The effects of emotional abuse can be painful and destructive, both in the short and long-term. Survivors are often plagued by low self-esteem, anxiety, depression, and feelings of helplessness. Many experience deep shame, guilt, and self-loathing, in part because these are feelings the abuser has deliberately cultivated in you and as a result of of the stigmas and misunderstanding that surround abusive relationships. Often, shame and guilt drive you to stay silent about your experiences and may act as a barrier to leaving the relationship. Even if you have already walked away from the relationship, psychological pain can remain pervasive, shaping your understanding of yourself and the world around you. This may be particularly true in the absence of a strong social support network, which abusers so often strip from you in order to fuel your dependence.

For some, emotional abuse eventually leads to nervous breakdown. While there is no clinical definition of this phenomenon, it typically refers to the point at which psychological distress disrupts functionality. This loss of function occurs when the effects of emotional abuse become too much to bear. Dr. Philip Timms describes a common trajectory of breakdown:

A person would begin to feel more on edge, find it more difficult to sleep, find themselves thinking more negatively about themselves, feel increasingly hopeless and incompetent in what they’re doing, and then there comes a day when they just can’t face going to work, or getting out of bed, perhaps. Breakdown occurs if [distress] is not dealt with—it builds up and it’s part of a process.

The exact features of nervous breakdown may vary from person to person, but usually involves losing the ability to participate in social and professional activities as well as diminished self-care (including eating and personal hygiene). In addition to feelings of depression and anxiety, you may experience sleep disturbances, paranoia, hallucinations, obsessive thoughts, and physical symptoms such as gastrointestinal upset, trembling, and muscle tension. Sometimes, the most troubling symptoms lie not in the presence of overt distress, but in their absence—you may simply cease to feel anything at all.

Nervous breakdowns do not necessarily occur while you are in the abusive relationship. In fact, it is common for survivors to experience nervous breakdown only after the relationship has ended, sometimes even years later, especially if you have never had the opportunity to process your experiences in a healthy way.

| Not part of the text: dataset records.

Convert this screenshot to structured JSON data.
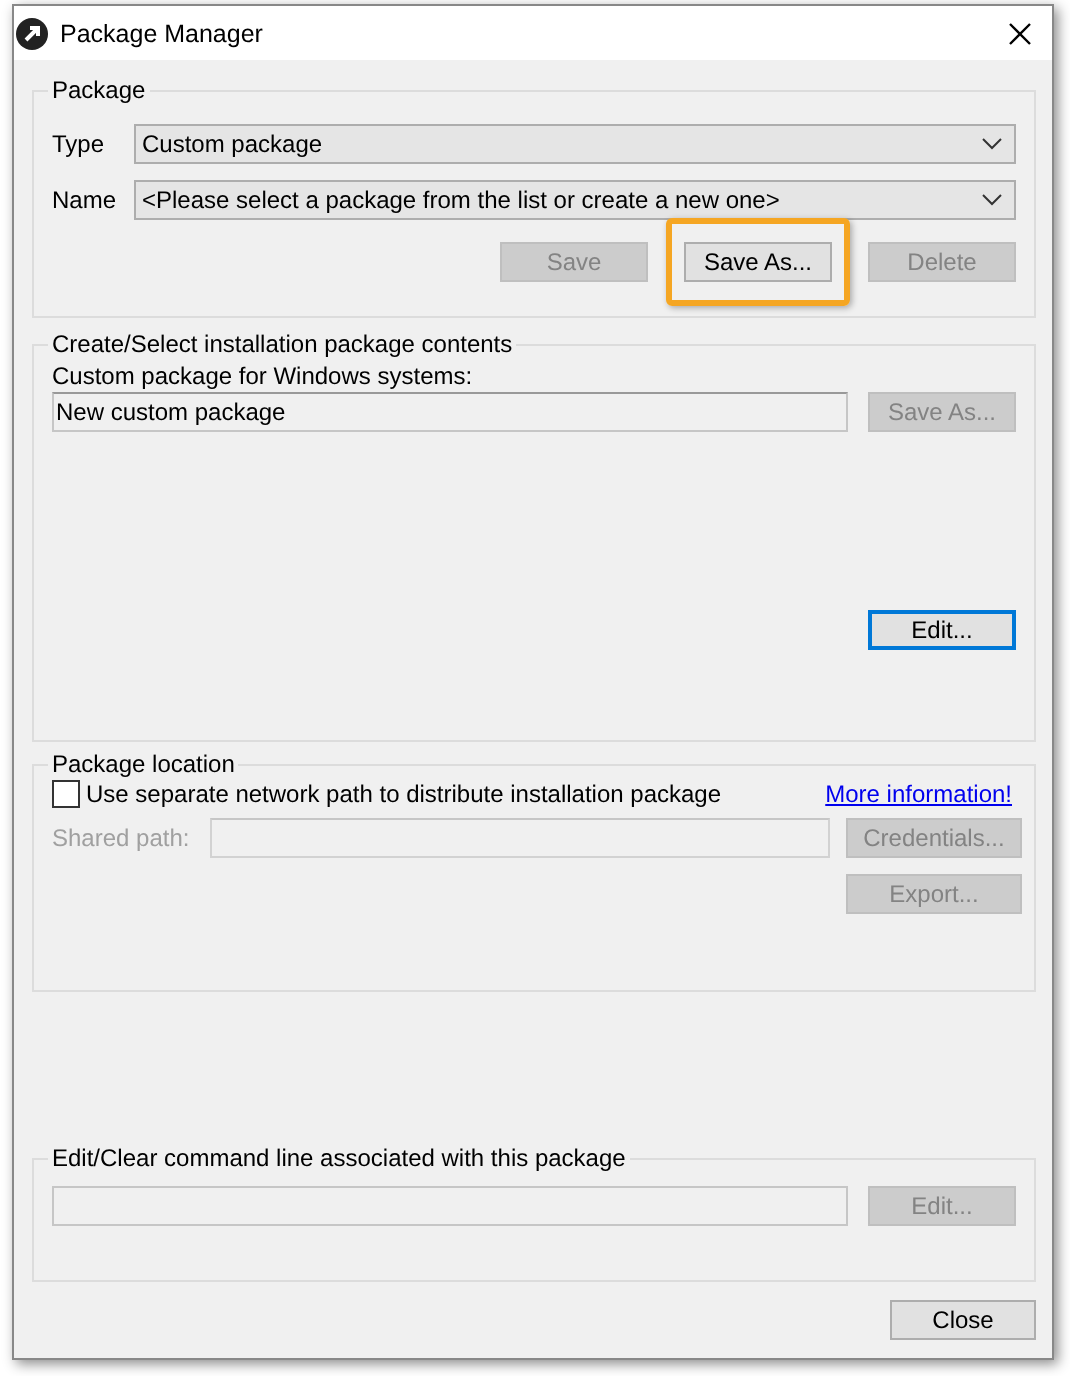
{
  "window": {
    "title": "Package Manager"
  },
  "package": {
    "legend": "Package",
    "type": {
      "label": "Type",
      "value": "Custom package"
    },
    "name": {
      "label": "Name",
      "value": "<Please select a package from the list or create a new one>"
    },
    "buttons": [
      {
        "label": "Save",
        "disabled": true,
        "highlighted": false
      },
      {
        "label": "Save As...",
        "disabled": false,
        "highlighted": true
      },
      {
        "label": "Delete",
        "disabled": true,
        "highlighted": false
      }
    ]
  },
  "contents": {
    "legend": "Create/Select installation package contents",
    "label": "Custom package for Windows systems:",
    "value": "New custom package",
    "save_as": {
      "label": "Save As...",
      "disabled": true,
      "focused": false
    },
    "edit": {
      "label": "Edit...",
      "disabled": false,
      "focused": true
    }
  },
  "location": {
    "legend": "Package location",
    "checkbox": {
      "label": "Use separate network path to distribute installation package",
      "checked": false
    },
    "link": "More information!",
    "shared_path": {
      "label": "Shared path:",
      "disabled": true
    },
    "buttons": [
      {
        "label": "Credentials...",
        "disabled": true
      },
      {
        "label": "Export...",
        "disabled": true
      }
    ]
  },
  "command": {
    "legend": "Edit/Clear command line associated with this package",
    "edit": {
      "label": "Edit...",
      "disabled": true
    }
  },
  "close": {
    "label": "Close",
    "disabled": false
  }
}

Finding Resolution and Recovery


If you are experiencing or feel as if you will experience a nervous breakdown, it is imperative that you seek intensive mental health treatment as soon as possible. Due to the severity of distress inherent to nervous breakdowns, comprehensive care in a residential facility is often the best option to ensure rapid healing in a safe environment.

The goal of comprehensive mental health treatment is both to alleviate acute symptoms of psychological disturbance and to investigate the roots of that disturbance in order to create lasting recovery. Through an interdisciplinary curriculum of therapies, you will be able to deeply explore your experiences, give voice to your pain, and identify any damaging patterns of thought and behavior that fuel your emotional turmoil. For people who have experienced abuse, these patterns often involve the internalization of your abuser’s words and actions toward you and it is imperative to replace such patterns with healthier, more realistic alternatives in order to psychologically free you from your abuser. At the same time, it is important to remember that, while a nervous breakdown is not mental health diagnosis, it can indicate that you have a mental health disorder, whether caused by or independent from your experiences of abuse. As such, appropriate treatment will depend on accurately assessing the presence of a mental health disorder and ensuring that your treatment plan addresses both the illness and its connection to your trauma.

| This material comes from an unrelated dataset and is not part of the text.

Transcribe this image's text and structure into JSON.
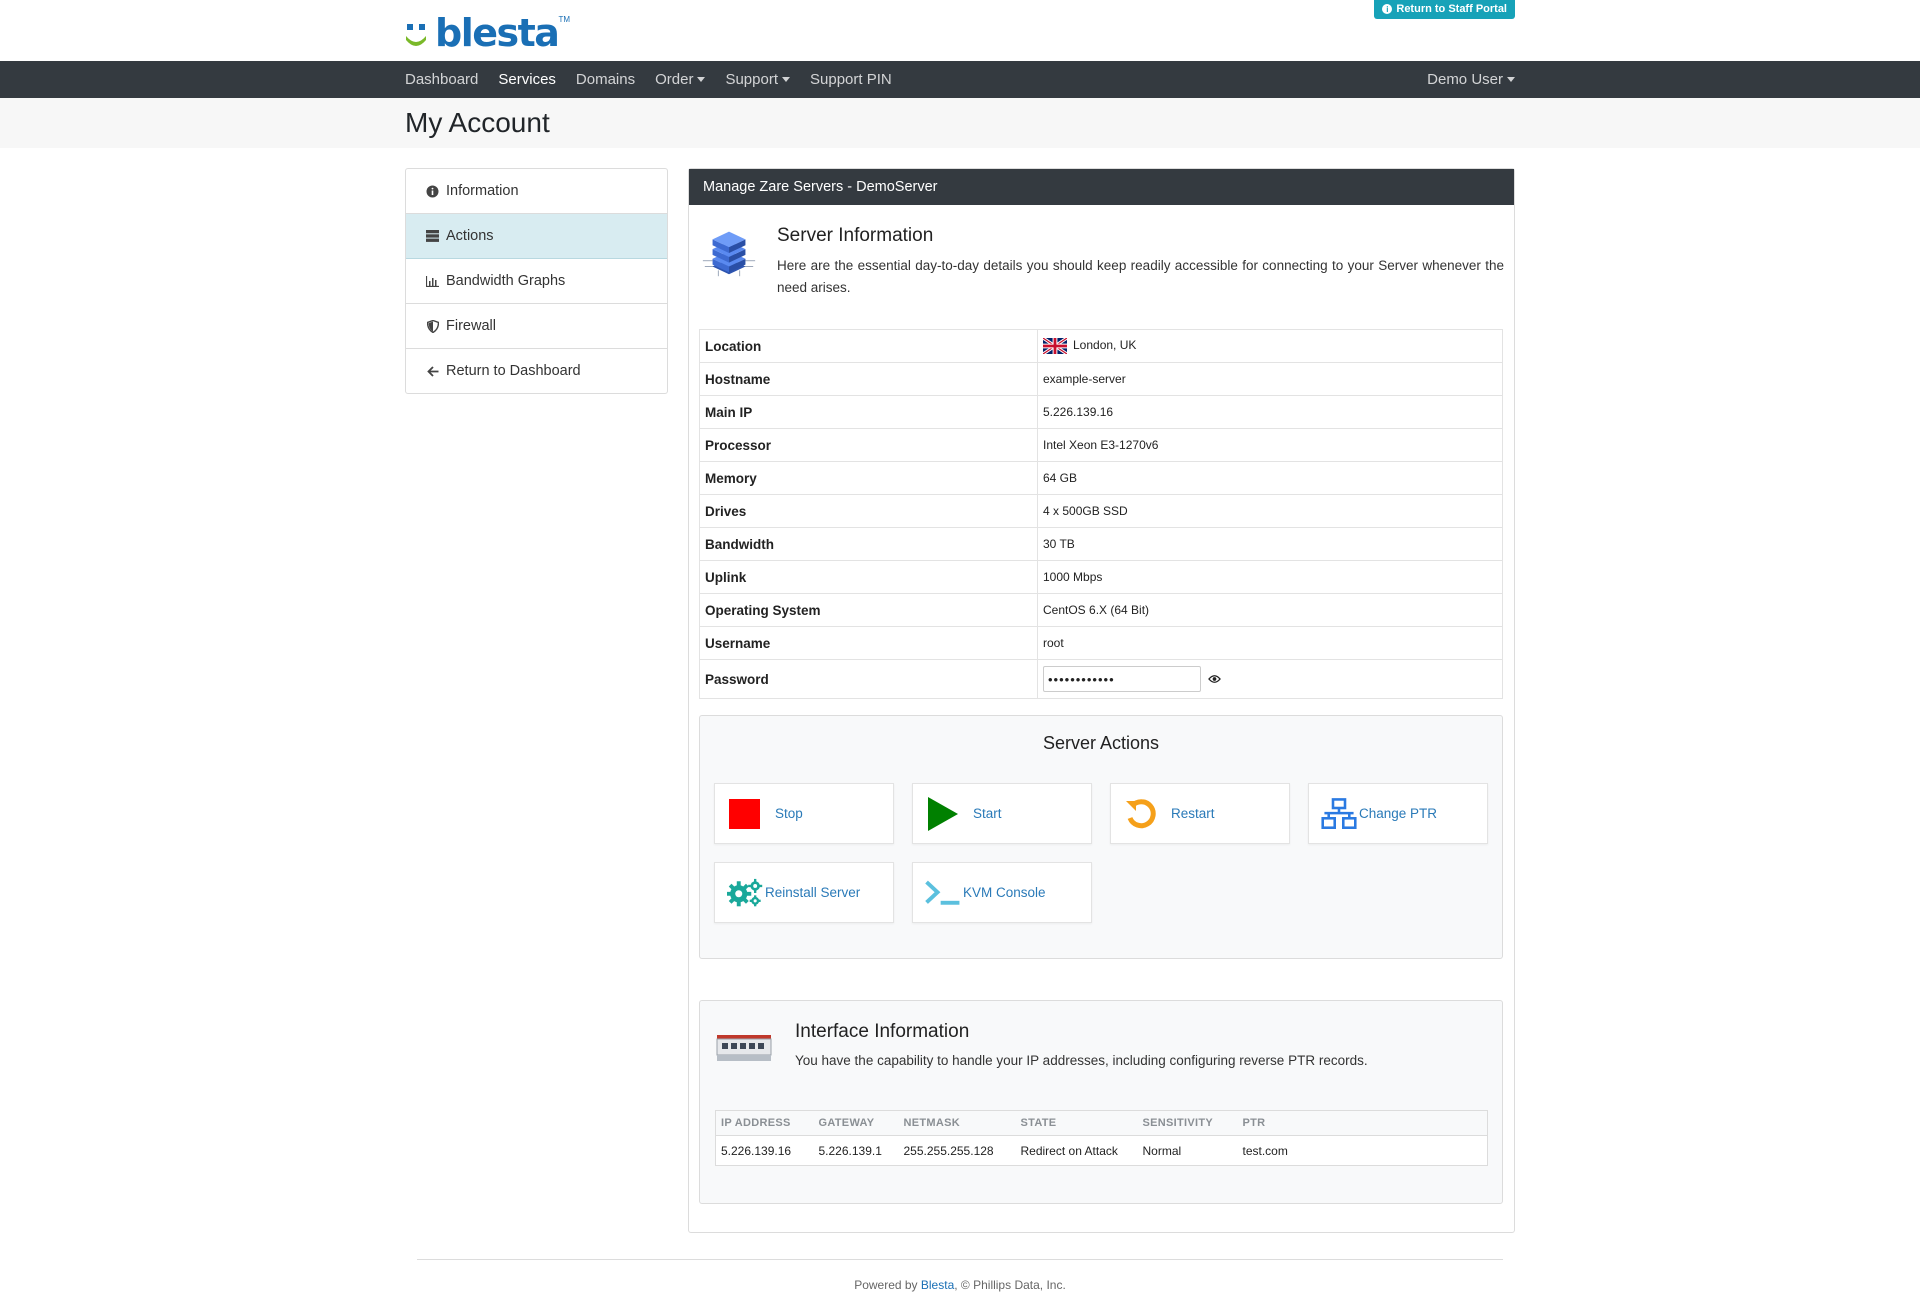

Of course, talking about trauma can be difficult. Recalling memories of abuse can be deeply painful and elicit profound fear, anxiety, and sadness. Survivors often have complicated feelings about their experiences, including love and longing for the abuser, which you may be reluctant to discuss. You may also feel ashamed to disclose the details of your abuse, particularly if you believe you are to blame or if you have experienced traumatic bonding. Clinicians with experience treating survivors understand these challenges and will work with you to ensure that you are able to participate in treatment in a way and at a pace that is safe and meaningful to you. This includes modeling a trusting relationship by establishing a positive therapeutic alliance and guiding you toward honest and nonjudgmental explorations of complex feelings. It also means giving you the opportunity to participate in therapeutic modalities suited to your needs and abilities. For many, non-verbal, somatic, and holistic therapies can open up space for you to begin the healing process without having to directly talk about your experiences before you are ready.

One of the most powerful aspects of residential mental health treatment for survivors of emotional abuse is often the feeling of belonging. Emotional abuse is an isolating and lonely experience that can keep you feeling alienated even from those closest to you. In a residential treatment program, you are able to immerse yourself in social experience both through group therapies and everyday living, helping you quickly connect to compassionate peers who will be your allies in healing. That feeling of connection can be transformative and instrumental in your recovery process, giving you the ability to imagine a social world outside of the abusive relationship and the strength you need to move toward the life you truly want.

Bridges to Recovery offers comprehensive treatment for people struggling with mental health disorders as well as co-occurring substance use disorders. Contact us to learn more about our renowned Los Angeles and San Diego-based programs and how we can help you or your loved one start on the path to lasting wellness.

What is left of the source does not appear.